Diego GarciaBegin jaren ’70 deporteerden de Britten de bewoners van de Chagoseilanden. De ‘ontvolking’ van de eilanden werd vakkundig in de doofpot gestopt. Nu de eilanders terug willen, gebruiken de Britten argumenten als wereldveiligheid en natuurbehoud om hen de toegang te ontzeggen.

 

SAAR SLEGERS
Dit artikel werd gepubliceerd in de VPRO Gids, april 2011.
Beluister ook mijn radiodocumentaire Pottenkijkers ongewenst
In Nederland zijn de Chagoseilanden onbekend. En zo op het eerste gezicht doen
ze ook weinig ter zake, de zestig minuscule koraaleilandjes midden in de Indische

oceaan. Echter, vanaf deze eilanden stegen de Amerikaanse gevechtsvliegtuigen op om Afghanistan en later Irak te bombarderen. Op het grootste eiland van de Chagosarchipel, Diego Garcia, bevindt zich de grootste extraterritoriale militaire basis van de Verenigde staten, een basis waarvan langeafstandsraketten kunnen worden afgevuurd op het oosten van Afrika, het zuiden van Azië en het hele Midden-Oosten.
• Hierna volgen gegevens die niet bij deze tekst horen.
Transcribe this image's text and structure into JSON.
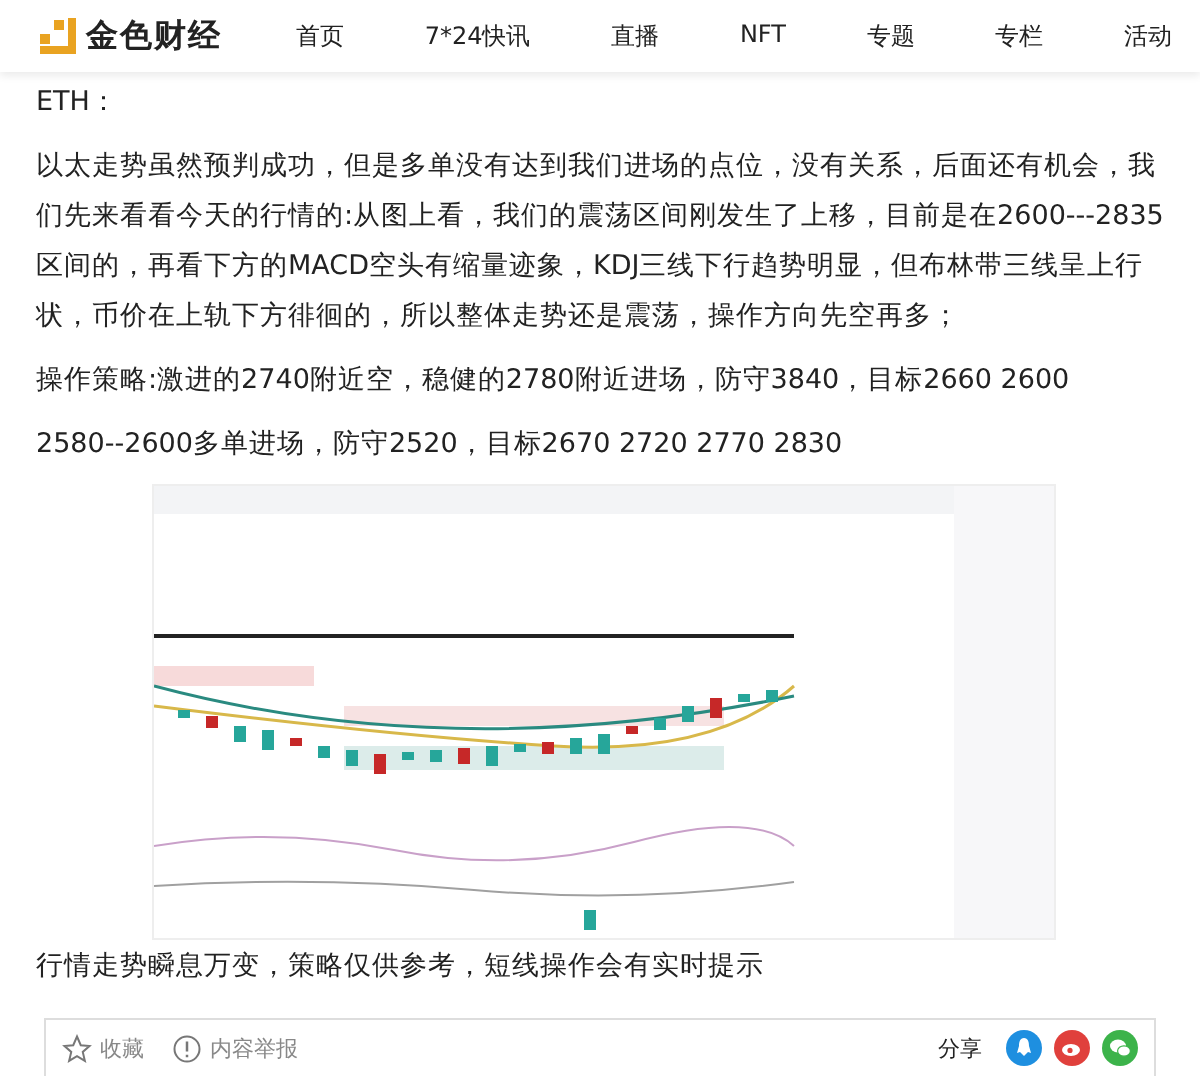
{
  "header": {
    "logo_text": "金色财经",
    "nav": [
      {
        "label": "首页"
      },
      {
        "label": "7*24快讯"
      },
      {
        "label": "直播"
      },
      {
        "label": "NFT"
      },
      {
        "label": "专题"
      },
      {
        "label": "专栏"
      },
      {
        "label": "活动"
      }
    ]
  },
  "article": {
    "paragraphs": [
      "ETH：",
      "以太走势虽然预判成功，但是多单没有达到我们进场的点位，没有关系，后面还有机会，我们先来看看今天的行情的:从图上看，我们的震荡区间刚发生了上移，目前是在2600---2835区间的，再看下方的MACD空头有缩量迹象，KDJ三线下行趋势明显，但布林带三线呈上行状，币价在上轨下方徘徊的，所以整体走势还是震荡，操作方向先空再多；",
      "操作策略:激进的2740附近空，稳健的2780附近进场，防守3840，目标2660   2600",
      "2580--2600多单进场，防守2520，目标2670   2720  2770  2830"
    ],
    "after_text": "行情走势瞬息万变，策略仅供参考，短线操作会有实时提示"
  },
  "footer": {
    "actions": [
      {
        "label": "收藏"
      },
      {
        "label": "内容举报"
      }
    ],
    "share_label": "分享",
    "share": [
      {
        "color": "#1e8fe0"
      },
      {
        "color": "#e0403c"
      },
      {
        "color": "#3cb34a"
      }
    ]
  }
}
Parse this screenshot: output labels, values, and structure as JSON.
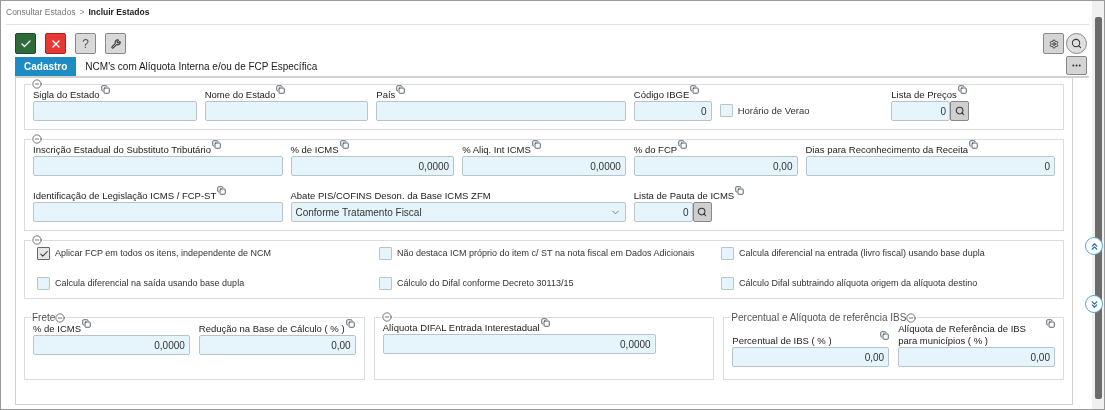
{
  "breadcrumb": [
    {
      "label": "Consultar Estados",
      "current": false
    },
    {
      "label": "Incluir Estados",
      "current": true
    }
  ],
  "breadcrumb_separator": ">",
  "toolbar": {
    "buttons": [
      {
        "kind": "confirm"
      },
      {
        "kind": "cancel"
      },
      {
        "kind": "help",
        "label": "?"
      },
      {
        "kind": "tools"
      }
    ],
    "right_buttons": [
      {
        "kind": "settings"
      },
      {
        "kind": "search"
      }
    ]
  },
  "tabs": [
    {
      "label": "Cadastro",
      "selected": true
    },
    {
      "label": "NCM's com Alíquota Interna e/ou de FCP Específica",
      "selected": false
    }
  ],
  "sections": [
    {
      "items": [
        {
          "kind": "text",
          "label": "Sigla do Estado",
          "copyable": true
        },
        {
          "kind": "text",
          "label": "Nome do Estado",
          "copyable": true
        },
        {
          "kind": "text",
          "label": "País",
          "copyable": true
        },
        {
          "kind": "number",
          "label": "Código IBGE",
          "copyable": true,
          "value": "0"
        },
        {
          "kind": "checkbox",
          "label": "Horário de Verao",
          "checked": false
        },
        {
          "kind": "lookup",
          "label": "Lista de Preços",
          "copyable": true,
          "value": "0"
        }
      ]
    },
    {
      "items": [
        {
          "kind": "text",
          "label": "Inscrição Estadual do Substituto Tributário",
          "copyable": true
        },
        {
          "kind": "number",
          "label": "% de ICMS",
          "copyable": true,
          "value": "0,0000"
        },
        {
          "kind": "number",
          "label": "% Aliq. Int ICMS",
          "copyable": true,
          "value": "0,0000"
        },
        {
          "kind": "number",
          "label": "% do FCP",
          "copyable": true,
          "value": "0,00"
        },
        {
          "kind": "number",
          "label": "Dias para Reconhecimento da Receita",
          "copyable": true,
          "value": "0"
        },
        {
          "kind": "text",
          "label": "Identificação de Legislação ICMS / FCP-ST",
          "copyable": true
        },
        {
          "kind": "select",
          "label": "Abate PIS/COFINS Deson. da Base ICMS ZFM",
          "copyable": false,
          "value": "Conforme Tratamento Fiscal"
        },
        {
          "kind": "lookup",
          "label": "Lista de Pauta de ICMS",
          "copyable": true,
          "value": "0"
        }
      ]
    },
    {
      "items": [
        {
          "kind": "checkbox",
          "label": "Aplicar FCP em todos os itens, independente de NCM",
          "checked": true
        },
        {
          "kind": "checkbox",
          "label": "Não destaca ICM próprio do item c/ ST na nota fiscal em Dados Adicionais",
          "checked": false
        },
        {
          "kind": "checkbox",
          "label": "Calcula diferencial na entrada (livro fiscal) usando base dupla",
          "checked": false
        },
        {
          "kind": "checkbox",
          "label": "Calcula diferencial na saída usando base dupla",
          "checked": false
        },
        {
          "kind": "checkbox",
          "label": "Cálculo do Difal conforme Decreto 30113/15",
          "checked": false
        },
        {
          "kind": "checkbox",
          "label": "Cálculo Difal subtraindo alíquota origem da alíquota destino",
          "checked": false
        }
      ]
    }
  ],
  "groups": [
    {
      "legend": "Frete",
      "items": [
        {
          "kind": "number",
          "label": "% de ICMS",
          "copyable": true,
          "value": "0,0000"
        },
        {
          "kind": "number",
          "label": "Redução na Base de Cálculo ( % )",
          "copyable": true,
          "value": "0,00"
        }
      ]
    },
    {
      "items": [
        {
          "kind": "number",
          "label": "Alíquota DIFAL Entrada Interestadual",
          "copyable": true,
          "value": "0,0000"
        }
      ]
    },
    {
      "legend": "Percentual e Alíquota de referência IBS",
      "items": [
        {
          "kind": "number",
          "label": "Percentual de IBS ( % )",
          "copyable": true,
          "value": "0,00"
        },
        {
          "kind": "number",
          "label": "Alíquota de Referência de IBS para municípios ( % )",
          "copyable": true,
          "value": "0,00"
        }
      ]
    }
  ]
}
In 2010 waren de Chagoseilanden opeens in het internationale nieuws. De Britse
overheid, die de eilanden beheert, riep de archipel en de omringende wateren uit tot het grootste zeereservaat ter wereld. Er zijn weinig plekken waar er zoveel verschillende
vissoorten leven, onaangetaste koraalriffen voorkomen en zeldzame vogels broeden. Die soortenrijkdom diende beschermd te worden, vond de Britse regering, en ze verbood alle menselijke activiteiten die de biodiversiteit in het gebied zouden kunnen verstoren – met uitzondering van de activiteiten van de Amerikaanse militairen op Diego Garcia. Natuurorganisaties en marinebiologen van over de hele wereld waren wildenthousiast over de beslissing van de Britse overheid. Eindelijk hadden politici eens aandacht voor het belang van het behoud van koralen, kokoskrabben en roodpootgenten. Het was dan ook een serieuze domper toen uitkwam dat natuurbescherming niet de enige motivatie was tot het uitroepen van het zeereservaat. In geheime Amerikaanse documenten, openbaar gemaakt door Wikileaks, stond het zwart op wit: ‘het uitroepen van een zeereservaat maakt een eind aan de strijd van de voormalige eilandbewoners voor hun recht op terugkeer.’

 

Verkocht
Alleen op het eiland Diego Garcia is er op de Chagosarchipel nog een levende ziel te bekennen. Vijftig jaar geleden, toen er nog geen Amerikaanse basis was en de eilanden nog tot de Britse kolonie Mauritius behoorden, was dat wel anders. Toen woonden er, verspreid over de archipel, zo’n tweeduizend Ilois, eilandbewoners die afstamden van de slaven en contractarbeiders die sinds het eind van de achttiende eeuw vanuit Afrika en India naar de eilanden verscheept waren. Het leven was er zwaar, maar relatief eenvoudig. Mensen leefden in kleine gemeenschappen, werkten op kokosnootplantages en kregen hun loon grotendeels uitbetaald in levensmiddelen. Wie op vakantie wilde of bijvoorbeeld een ziekenhuis moest bezoeken, nam een boot naar Mauritius, meer dan 2000 kilometer verderop.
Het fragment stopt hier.